A nonprofit called Urban Strategies offers the program. Working in partnership with a private developer of affordable housing, Urban Strategies has since 1978 sought to rebuild faltering neighborhoods by introducing creative solutions that empower community residents. The enrollment incentive program is meant to attract nearby families to their neighborhood school, rather than choose charter or magnet schools in other parts of the city.
On the one hand, it’s laudable to want to rescue a neighborhood school. But less than 15 percent of Jefferson’s students passed last year’s Missouri Assessment Test. You have to wonder if the benefit of a cash payment at the end of the semester is worth the risk that your child will be among the 85 percent of students who are not being well-educated.
The Urban Strategies program is but one of countless incentive plans aimed at improving student behavior and parent participation through cash rewards. Based on an extensive study of such programs for students in four major U.S. cities, researchers at Harvard University found that while some may improve classroom behavior, most don’t make a difference on standardized test results. The effectiveness of programs for parents is less clear.

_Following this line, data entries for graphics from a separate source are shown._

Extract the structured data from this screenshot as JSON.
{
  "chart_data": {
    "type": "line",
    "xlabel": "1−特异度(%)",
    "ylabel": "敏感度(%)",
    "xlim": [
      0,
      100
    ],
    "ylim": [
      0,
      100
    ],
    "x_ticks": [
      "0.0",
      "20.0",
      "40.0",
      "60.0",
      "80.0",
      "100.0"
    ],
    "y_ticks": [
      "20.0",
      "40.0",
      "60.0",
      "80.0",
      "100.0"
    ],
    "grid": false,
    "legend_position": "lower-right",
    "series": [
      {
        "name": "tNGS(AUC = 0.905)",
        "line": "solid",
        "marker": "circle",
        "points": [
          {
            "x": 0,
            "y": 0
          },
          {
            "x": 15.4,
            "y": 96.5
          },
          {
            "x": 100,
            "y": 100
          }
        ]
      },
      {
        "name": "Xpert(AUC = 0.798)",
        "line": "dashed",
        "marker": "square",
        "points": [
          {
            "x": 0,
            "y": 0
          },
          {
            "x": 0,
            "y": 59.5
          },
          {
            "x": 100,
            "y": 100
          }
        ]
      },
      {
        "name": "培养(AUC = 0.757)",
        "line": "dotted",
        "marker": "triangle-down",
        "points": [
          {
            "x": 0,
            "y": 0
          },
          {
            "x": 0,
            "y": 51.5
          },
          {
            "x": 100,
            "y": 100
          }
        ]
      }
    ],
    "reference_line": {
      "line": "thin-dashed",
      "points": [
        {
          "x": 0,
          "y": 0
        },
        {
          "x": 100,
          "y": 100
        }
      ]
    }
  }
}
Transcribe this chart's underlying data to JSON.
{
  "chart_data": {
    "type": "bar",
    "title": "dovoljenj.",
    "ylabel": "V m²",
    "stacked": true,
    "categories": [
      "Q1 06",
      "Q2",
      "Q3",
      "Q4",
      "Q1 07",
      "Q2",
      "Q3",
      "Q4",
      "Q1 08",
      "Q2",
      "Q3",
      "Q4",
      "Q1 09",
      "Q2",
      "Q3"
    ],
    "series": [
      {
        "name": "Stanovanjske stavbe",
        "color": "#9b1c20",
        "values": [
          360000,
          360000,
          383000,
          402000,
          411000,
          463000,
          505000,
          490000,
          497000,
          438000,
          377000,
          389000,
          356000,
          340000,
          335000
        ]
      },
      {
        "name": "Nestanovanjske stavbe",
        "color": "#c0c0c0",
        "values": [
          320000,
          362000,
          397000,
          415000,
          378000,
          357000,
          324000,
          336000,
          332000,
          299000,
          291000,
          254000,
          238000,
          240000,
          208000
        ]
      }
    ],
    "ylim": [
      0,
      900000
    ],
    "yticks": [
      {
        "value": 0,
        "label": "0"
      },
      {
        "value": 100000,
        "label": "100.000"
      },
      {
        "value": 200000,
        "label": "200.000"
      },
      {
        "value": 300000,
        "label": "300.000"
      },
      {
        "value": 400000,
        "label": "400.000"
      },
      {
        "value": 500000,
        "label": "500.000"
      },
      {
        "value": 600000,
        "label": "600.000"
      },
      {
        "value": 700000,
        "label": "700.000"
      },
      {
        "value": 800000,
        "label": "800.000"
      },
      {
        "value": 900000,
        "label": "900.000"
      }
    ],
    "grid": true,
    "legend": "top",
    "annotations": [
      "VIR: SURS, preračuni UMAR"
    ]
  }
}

I confess these educational incentive programs chafe me. Education is a privilege to be protected. Parents who won’t take responsibility for their children’s schooling ought to be held accountable for the negligence they exhibit, not bribed to get in the game.
The American public education system used to be one of the best in the world. For all of my adult life, it seems as a society we’ve been chasing our tails trying to figure out why it doesn’t work the way it used to, or the way it should.
I’m not sure we need more reams of research to accept that we’ve created a monster of mediocrity.
When you can’t fire bad teachers because of tenure and union protections, and you can’t get parents to participate even nominally in the education of their own children, it doesn’t matter how many billions of dollars you spend on education.
Children will be inadequately educated, and the country will pay the price.